Whether you’re looking for a whole meal with protein and carbs or just a protein entrée, this recipe is a great addition to your culinary arsenal. Just 1 cup of cooked penne boosts the carbs by more than 40 compared with the chicken alone. Plus, the chicken offers plenty of protein.
Makes: 6 servings
Serving size: 5oz (140g)
Prep time: 5 minutes
Cook time: 15 minutes
INGREDIENTS
2 tbsp extra virgin olive oil
1⁄2 cup white wine, plus 2 tbsp
6 skinless, boneless chicken breasts
3 garlic cloves, minced
1⁄2 cup diced white onion
3 cups tomatoes, chopped
2 tsp chopped fresh thyme
1 tbsp chopped fresh basil
1⁄4 tbsp chopped fresh parsley
3 tbsp chopped black olives
salt and freshly ground black pepper
cooked penne
DIRECTIONS
1 In a skillet on the stovetop over medium heat, heat the olive oil and 2 tablespoons of white wine until shimmering. Add the chicken and sauté until golden, about 4 to 6 minutes per side. Remove the chicken from the skillet and set aside.
2 Add the garlic to the still-hot skillet and sauté for 30 seconds. Add the onion and sauté for 3 minutes more. Add the tomatoes and bring everything to a boil. Lower the heat to low, add the remaining 1⁄2 cup of white wine, and simmer for 10 minutes. Add the thyme and basil and simmer for 5 minutes more.
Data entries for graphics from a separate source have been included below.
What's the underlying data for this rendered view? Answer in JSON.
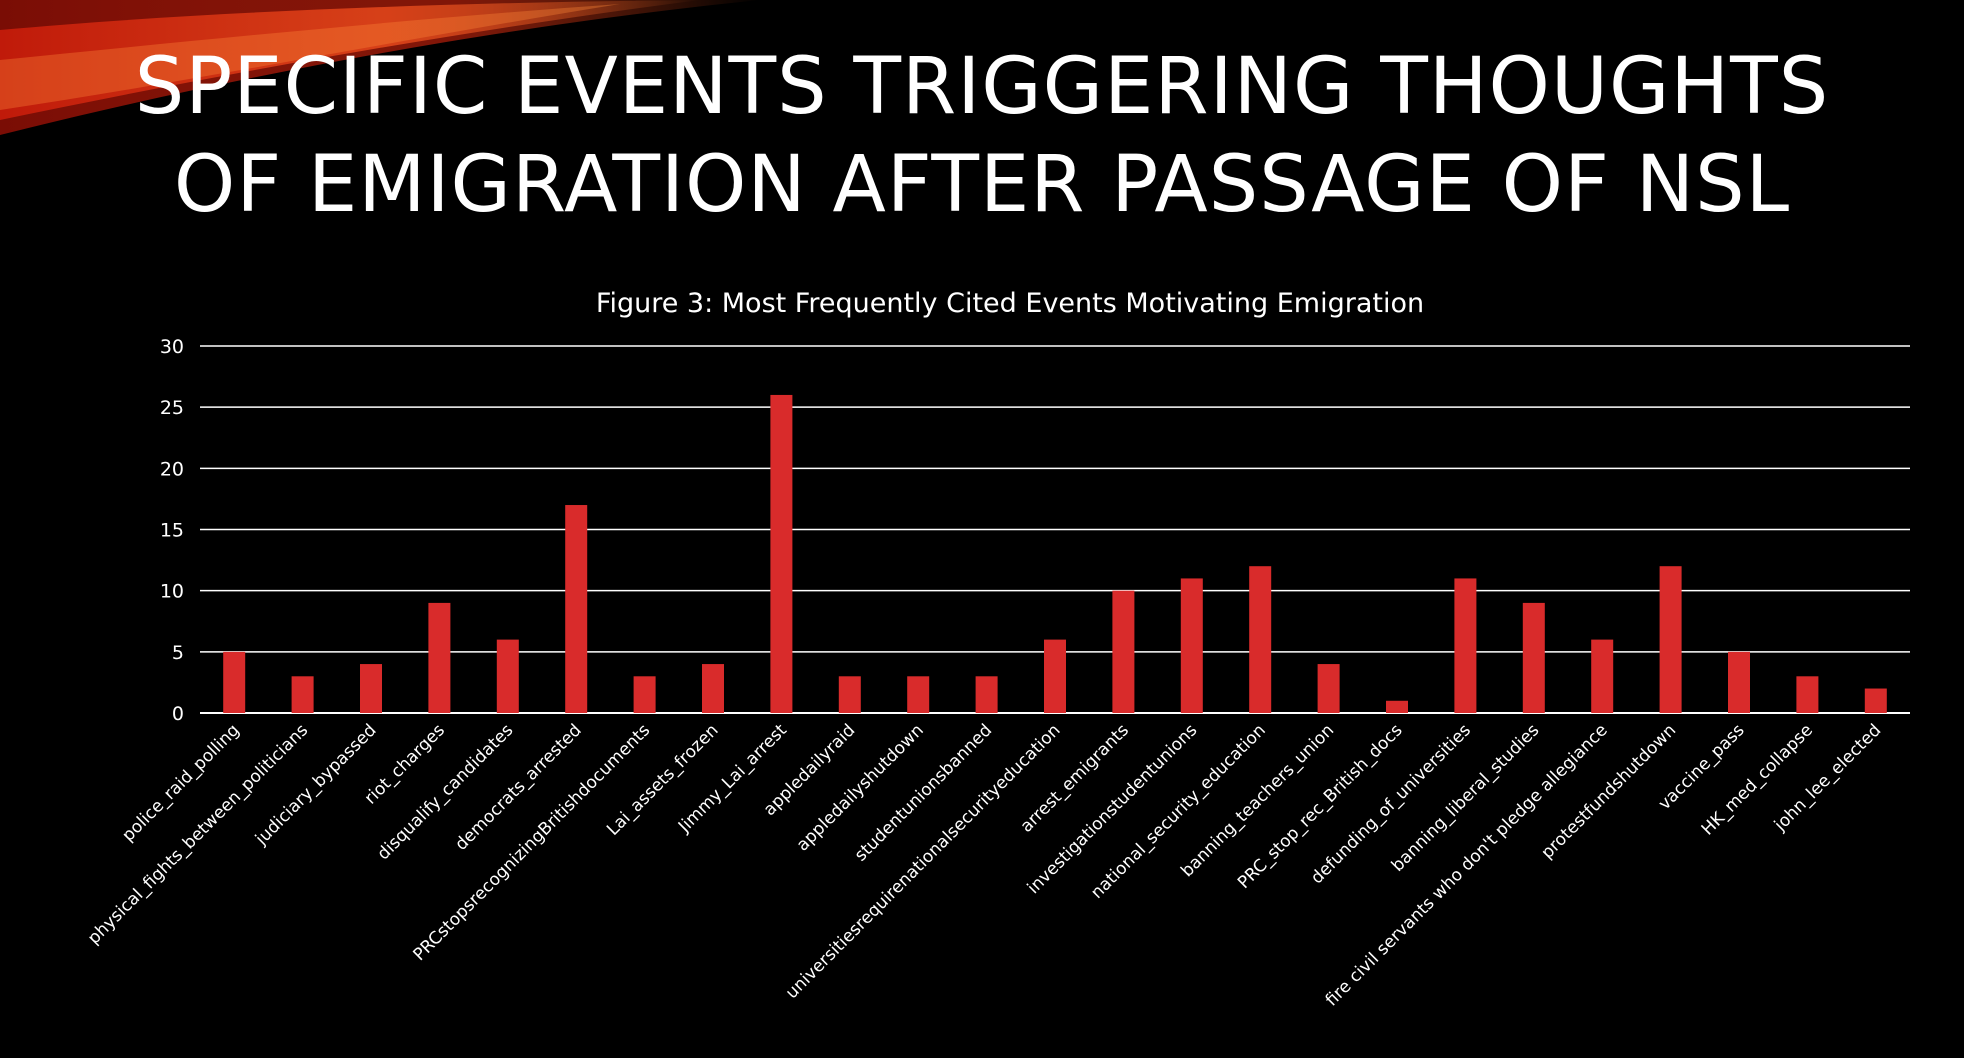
{
  "slide": {
    "title_line1": "SPECIFIC EVENTS TRIGGERING THOUGHTS",
    "title_line2": "OF EMIGRATION AFTER PASSAGE OF NSL"
  },
  "colors": {
    "background": "#000000",
    "bar": "#d92b2b",
    "gridline": "#ffffff",
    "text": "#ffffff"
  },
  "chart_data": {
    "type": "bar",
    "title": "Figure 3: Most Frequently Cited Events Motivating Emigration",
    "xlabel": "",
    "ylabel": "",
    "ylim": [
      0,
      30
    ],
    "yticks": [
      0,
      5,
      10,
      15,
      20,
      25,
      30
    ],
    "grid": true,
    "legend": "none",
    "categories": [
      "police_raid_polling",
      "physical_fights_between_politicians",
      "judiciary_bypassed",
      "riot_charges",
      "disqualify_candidates",
      "democrats_arrested",
      "PRCstopsrecognizingBritishdocuments",
      "Lai_assets_frozen",
      "Jimmy_Lai_arrest",
      "appledailyraid",
      "appledailyshutdown",
      "studentunionsbanned",
      "universitiesrequirenationalsecurityeducation",
      "arrest_emigrants",
      "investigationstudentunions",
      "national_security_education",
      "banning_teachers_union",
      "PRC_stop_rec_British_docs",
      "defunding_of_universities",
      "banning_liberal_studies",
      "fire civil servants who don't pledge allegiance",
      "protestfundshutdown",
      "vaccine_pass",
      "HK_med_collapse",
      "john_lee_elected"
    ],
    "values": [
      5,
      3,
      4,
      9,
      6,
      17,
      3,
      4,
      26,
      3,
      3,
      3,
      6,
      10,
      11,
      12,
      4,
      1,
      11,
      9,
      6,
      12,
      5,
      3,
      2
    ]
  }
}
3 Return the chicken to the skillet and cover. Cook over low heat until the chicken is cooked through and no longer pink inside, about 1 to 2 minutes. Add the parsley and olives, season with salt and pepper, and cook for 1 minute more.
4 Remove the chicken, vegetables, and herbs from the skillet, spoon them over the penne, and serve immediately.